Amazon EMR 7.7.0 - Hadoop release notes - Amazon EMR
Services or capabilities described in Amazon Web Services documentation might vary by Region. To see the differences applicable to the China Regions, see Getting Started with Amazon Web Services in China (PDF).

Amazon EMR 7.7.0 - Hadoop release notes

Amazon EMR 7.7.0 - Hadoop changes

Type Description

New Feature

Optimize S3A GlobStatus Call With S3 Prefix Listing

Backport

YARN-7327: Enable asynchronous scheduling by default for capacity scheduler

Backport

YARN-10058: Handle uncaught exception for async-scheduling threads to prevent scheduler hangs

Backport

YARN-11732: Fix potential NPE when calling SchedulerNode#reservedContainer for CapacityScheduler

Backport

YARN-11560: Fix NPE bug when multi-node enabled with schedule asynchronously

Backport

YARN-11191: Fix potentional deadlock in GlobalScheduler refreshQueues

Backport

YARN-11041: Replace all occurences of queuePath with the new QueuePath class

Backport

YARN-11660: Fix performance regression for SingleConstraintAppPlacementAllocator

Backport

HADOOP-19116: Update to zookeeper client 3.8.4 due to CVE-2024-23944.

Backport

HADOOP-19115: Upgrade to nimbus-jose-jwt 9.37.2 due to CVE-2023-52428.

Backport

HADOOP-19024: Use bouncycastle jdk18 1.77

Backport

HADOOP-19123: Update to commons-configuration2 2.10.1 due to CVE

Backport

HADOOP-19114: Upgrade to commons-compress 1.26.1 due to CVEs

Backport

HADOOP-19237: Upgrade to dnsjava 3.6.1 due to CVEs

New Feature

Add S3 request auditing to S3A

Backport

HADOOP-17609: Make SM4 support optional for OpenSSL native code

Backport

HADOOP-18583: hadoop checknative fails to load openssl 3.x

New Feature

Add support for S3A Role Mappings

Amazon EMR 7.7.0 - Hadoop features

  • Asynchronous container scheduling is made the default scheduling strategy for the capacity scheduler, designed to optimize container allocation speed.
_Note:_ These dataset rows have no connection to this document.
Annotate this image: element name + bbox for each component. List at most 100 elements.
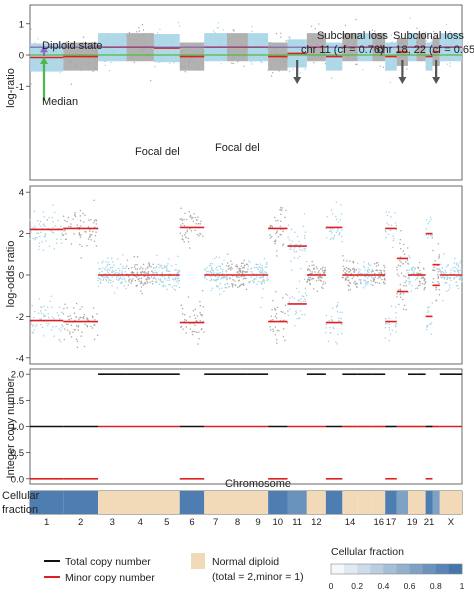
log-odds-point bbox=[323, 272, 325, 275]
log-ratio-point bbox=[374, 30, 376, 32]
log-odds-point bbox=[183, 313, 186, 316]
log-odds-point bbox=[445, 282, 447, 284]
log-odds-point bbox=[60, 238, 62, 241]
log-odds-point bbox=[44, 234, 46, 236]
log-odds-point bbox=[40, 306, 42, 308]
log-odds-point bbox=[225, 264, 228, 267]
log-odds-point bbox=[159, 279, 161, 281]
log-odds-point bbox=[345, 270, 348, 272]
log-odds-point bbox=[105, 279, 108, 282]
log-odds-point bbox=[408, 280, 410, 283]
log-odds-point bbox=[102, 279, 105, 281]
log-ratio-point bbox=[77, 49, 79, 51]
log-odds-point bbox=[456, 263, 458, 266]
log-ratio-point bbox=[177, 21, 180, 24]
log-odds-point bbox=[284, 339, 286, 341]
log-odds-point bbox=[255, 266, 257, 269]
log-odds-point bbox=[84, 230, 86, 233]
log-odds-point bbox=[139, 282, 142, 285]
log-odds-point bbox=[86, 317, 88, 319]
log-odds-point bbox=[37, 232, 40, 234]
log-odds-point bbox=[175, 278, 177, 280]
log-odds-point bbox=[400, 230, 402, 232]
log-ratio-point bbox=[146, 55, 149, 58]
log-odds-point bbox=[184, 212, 186, 214]
log-odds-point bbox=[108, 269, 111, 272]
log-odds-point bbox=[32, 324, 34, 326]
log-odds-point bbox=[70, 225, 72, 228]
log-ratio-point bbox=[309, 58, 311, 60]
log-odds-point bbox=[29, 318, 32, 320]
log-ratio-point bbox=[175, 33, 177, 36]
log-odds-point bbox=[455, 281, 458, 284]
log-odds-point bbox=[394, 306, 397, 308]
log-odds-point bbox=[38, 248, 40, 251]
log-odds-point bbox=[407, 272, 409, 274]
log-odds-point bbox=[445, 271, 447, 273]
log-ratio-point bbox=[412, 48, 414, 50]
log-odds-point bbox=[136, 271, 139, 274]
log-odds-point bbox=[430, 218, 432, 221]
y-tick-label: -2 bbox=[16, 312, 24, 323]
log-odds-point bbox=[147, 272, 149, 274]
log-odds-point bbox=[424, 282, 427, 284]
log-odds-point bbox=[440, 263, 442, 265]
log-odds-point bbox=[274, 333, 277, 336]
log-odds-point bbox=[51, 231, 54, 234]
log-odds-point bbox=[238, 272, 240, 275]
log-ratio-point bbox=[253, 51, 255, 53]
log-odds-point bbox=[338, 317, 340, 319]
log-odds-point bbox=[217, 278, 219, 280]
log-odds-point bbox=[375, 262, 378, 264]
log-ratio-point bbox=[118, 42, 120, 44]
log-odds-point bbox=[205, 270, 208, 272]
log-odds-point bbox=[86, 319, 88, 321]
log-odds-point bbox=[269, 329, 272, 331]
log-odds-point bbox=[197, 343, 199, 345]
log-odds-point bbox=[141, 282, 143, 284]
log-ratio-point bbox=[356, 51, 358, 54]
log-ratio-point bbox=[346, 39, 348, 41]
log-odds-point bbox=[410, 272, 413, 275]
log-ratio-point bbox=[453, 40, 455, 42]
log-ratio-point bbox=[142, 29, 145, 31]
log-odds-point bbox=[403, 275, 405, 277]
log-odds-point bbox=[90, 219, 92, 221]
log-odds-point bbox=[427, 237, 429, 239]
log-odds-point bbox=[277, 236, 280, 238]
log-odds-point bbox=[210, 272, 213, 274]
chr-11-cf-cell bbox=[287, 491, 307, 514]
log-odds-point bbox=[123, 285, 125, 287]
log-odds-point bbox=[175, 285, 178, 287]
log-ratio-point bbox=[339, 57, 341, 59]
log-odds-point bbox=[170, 265, 173, 267]
log-ratio-point bbox=[253, 56, 255, 58]
log-ratio-point bbox=[318, 23, 320, 25]
log-odds-point bbox=[255, 278, 257, 280]
log-odds-point bbox=[312, 277, 315, 280]
log-odds-point bbox=[90, 239, 92, 241]
log-ratio-point bbox=[183, 66, 185, 69]
log-odds-point bbox=[39, 323, 42, 326]
log-odds-point bbox=[199, 304, 202, 307]
log-odds-point bbox=[218, 272, 220, 275]
log-odds-point bbox=[128, 281, 130, 283]
log-odds-point bbox=[399, 265, 402, 267]
log-odds-point bbox=[259, 269, 262, 271]
log-odds-point bbox=[275, 290, 277, 293]
log-odds-point bbox=[162, 285, 164, 288]
log-odds-point bbox=[51, 316, 54, 318]
log-ratio-point bbox=[96, 44, 99, 46]
log-odds-point bbox=[445, 266, 448, 268]
log-odds-point bbox=[321, 267, 323, 270]
log-odds-point bbox=[212, 272, 215, 275]
log-ratio-point bbox=[231, 62, 233, 64]
log-ratio-point bbox=[272, 72, 274, 74]
log-odds-point bbox=[338, 234, 340, 236]
log-odds-point bbox=[271, 308, 273, 311]
log-odds-point bbox=[420, 277, 423, 279]
log-odds-point bbox=[344, 271, 346, 274]
log-odds-point bbox=[228, 285, 230, 288]
log-odds-point bbox=[275, 317, 278, 319]
log-odds-point bbox=[239, 270, 242, 273]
  • S3A filesystem introduces an optimization for glob status calls using S3 prefix listing to accelerate list operations. By default, this feature is disabled and can be enabled by configuring fs.s3a.prefix.listing.in.glob.status.enabled=true in the core-site.xml file. When enabled, the optimization allows server-side filtering for globstatus calls like fs.globstatus("s3://bucket/a*"), improving list performance by by listing only the objects starting with "a".

  • Add S3 request auditing to S3A, when enabled the information from fileSystemOwner object is used to populate the userAgent string with the user and user group fields making the S3 requests.

  • S3A adds support for Role mappings which helps determine which IAM role to use based on users, groups, or S3 prefixes.